Ben is a good employee following instructions.
forget it
Was Timmbo an only child?
He certainly acts it.
I bet it will go down something like this. Bernank gives 300 billion in free loan money to vampire squid, the squid keeps half for their fee, then buys euros with the other half, and loans them to greece with greek gold as collateral. The gold gets leased out for sale and price suppression. Voila, problem solved. Rinse and repeat for Italy, Spain and whomever else.
As we know that sovereign money sans borrowing is the only way out of monetary enslavement globally, the search for a spearhead candidate is on.
May I suggest Russia?
They have sufficient oil and gas along with captive customers to fend off any squeeze plays by the banking cartel. Once they establish a beach head, others will follow.
Then the way forward to break the chains of debt enslavement will become clear to all.
First North Dakota, then Iceland, then California, then Russia...Ireland, Slovenia...
Outlaw sovereign borrowing into debt. Outlaw fractional reserve lending by banks.
http://youtu.be/ULEfalVnMJI
Ever notice how the market just floats up on nothing right before shit hits the fan...how fortuitous for TPTB.
Get yer bunkerz ready, folks!
Excerpted from: http://www.cnbc.com/id/44460504
Some people are preparing for the end by buying canned goods or a gun.
One adult entertainment company has their priorities straight: They’re building a massive underground bunker, that will, of course contain all of the obvious emergency supplies and facilities but also a few, ahem, amenities.

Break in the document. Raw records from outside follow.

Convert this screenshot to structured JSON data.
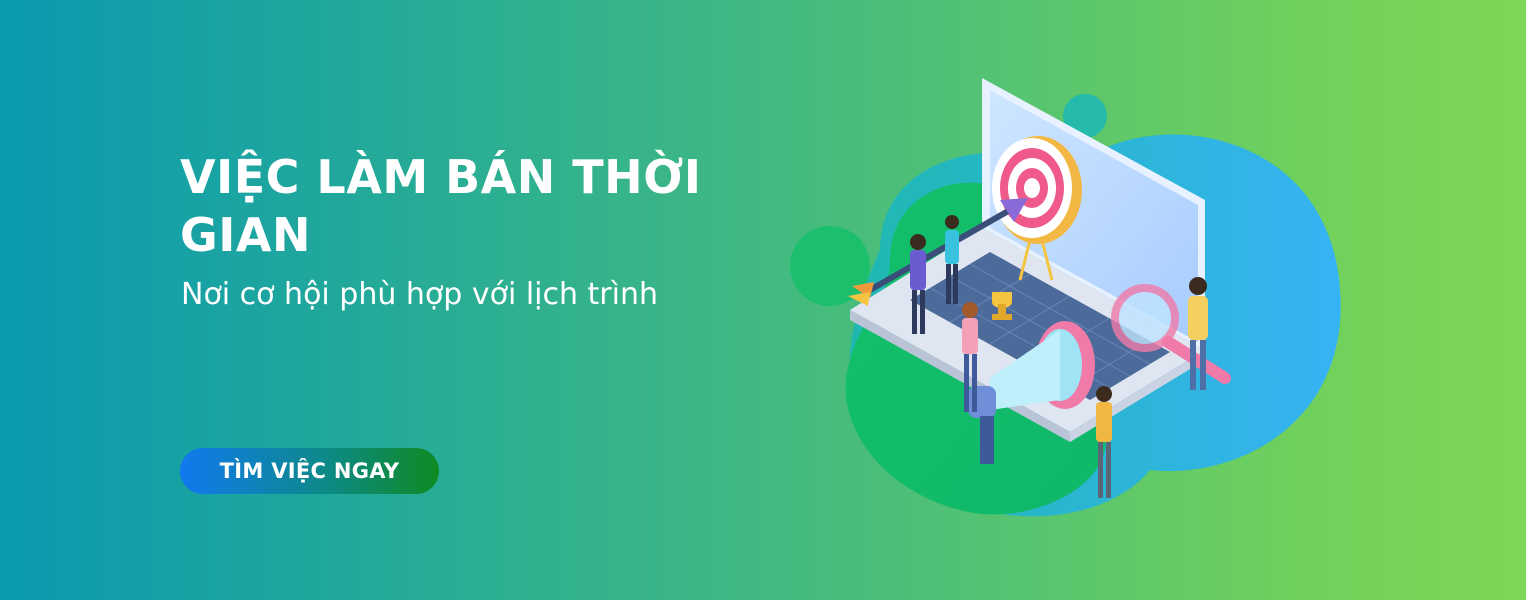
{
  "hero": {
    "headline": "VIỆC LÀM BÁN THỜI GIAN",
    "subtitle": "Nơi cơ hội phù hợp với lịch trình",
    "cta_label": "TÌM VIỆC NGAY"
  },
  "illustration": {
    "icons": [
      "laptop-icon",
      "target-icon",
      "arrow-icon",
      "megaphone-icon",
      "magnifier-icon",
      "trophy-icon",
      "people-icon"
    ]
  },
  "colors": {
    "gradient_start": "#0a9ab0",
    "gradient_end": "#7fd656",
    "cta_start": "#1178f0",
    "cta_end": "#0e8a22",
    "text": "#ffffff"
  }
}
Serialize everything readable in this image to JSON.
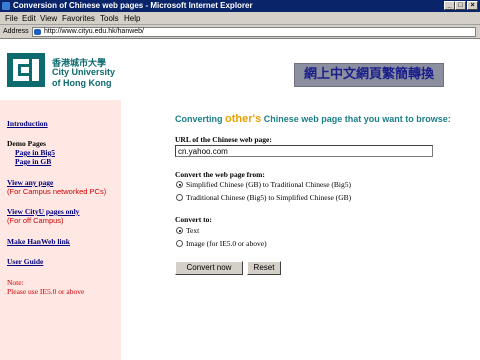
{
  "window": {
    "title": "Conversion of Chinese web pages - Microsoft Internet Explorer",
    "controls": [
      "_",
      "□",
      "×"
    ]
  },
  "menu": [
    "File",
    "Edit",
    "View",
    "Favorites",
    "Tools",
    "Help"
  ],
  "address": {
    "label": "Address",
    "url": "http://www.cityu.edu.hk/hanweb/"
  },
  "header": {
    "university_zh": "香港城市大學",
    "university_en_line1": "City University",
    "university_en_line2": "of Hong Kong",
    "banner": "網上中文網頁繁簡轉換",
    "brand_color": "#0d6b6e"
  },
  "sidebar": {
    "introduction": "Introduction",
    "demo_pages_label": "Demo Pages",
    "page_big5": "Page in Big5",
    "page_gb": "Page in GB",
    "view_any_page": "View any page",
    "view_any_note": "(For Campus networked PCs)",
    "view_cityu": "View CityU pages only",
    "view_cityu_note": "(For off Campus)",
    "make_link": "Make HanWeb link",
    "user_guide": "User Guide",
    "note_label": "Note:",
    "note_text": "Please use IE5.0 or above"
  },
  "form": {
    "heading_pre": "Converting ",
    "heading_highlight": "other's",
    "heading_post": " Chinese web page that you want to browse:",
    "url_label": "URL of the Chinese web page:",
    "url_value": "cn.yahoo.com",
    "convert_from_label": "Convert the web page from:",
    "option_gb_to_big5": "Simplified Chinese (GB) to Traditional Chinese (Big5)",
    "option_big5_to_gb": "Traditional Chinese (Big5) to Simplified Chinese (GB)",
    "convert_to_label": "Convert to:",
    "option_text": "Text",
    "option_image": "Image  (for IE5.0 or above)",
    "convert_button": "Convert now",
    "reset_button": "Reset",
    "selected_conversion": "Simplified Chinese (GB) to Traditional Chinese (Big5)",
    "selected_output": "Text"
  },
  "colors": {
    "title_bar": "#0a246a",
    "sidebar_bg": "#ffe8e4",
    "heading": "#1b7f86",
    "highlight": "#e8a300",
    "banner_bg": "#8b8fa0",
    "banner_text": "#1b1f8a",
    "note_red": "#cc0000"
  }
}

The bunker will have multiple fully-stocked bars, an enormous performing stage with a “rotating hydraulic platform with emergency pole” and a sophisticated content-production studio, according to the company, Pink Visual.
So there was some disagreement concerning the immediate effects of a Greek default. Wouldn't the immediate effects be clear?
1) Euro decreases = $ increases ==> T yields decrease as dollars start chasing yield.
Any specific effects on $ denominated assets i.e. gold and crude?
2) S&P takes a moderate hit of -5% to -2.5% based on increased short term uncertainty premiums.
Financials / Banking sectors lead the charge down, about -4% due to increased risk premiums.
Stocks with heightened exposure to France get skullboned, particularly those that feed French capex spending.
Actually, all companies with signif EU exposure get molested by "wtf now?" premiums.
3) Gold October hits 1850-1900 based on EU inflation fears now that everyone looks to ECB to inject capital to inoculate from the contagion and (?) increased probability of another round of Fed asset purchases (?) .
4) EU stock dips could provide a great opportunity to buy German utility companies.
feedback, what am I missing, etc., sans idiocy, appreciated.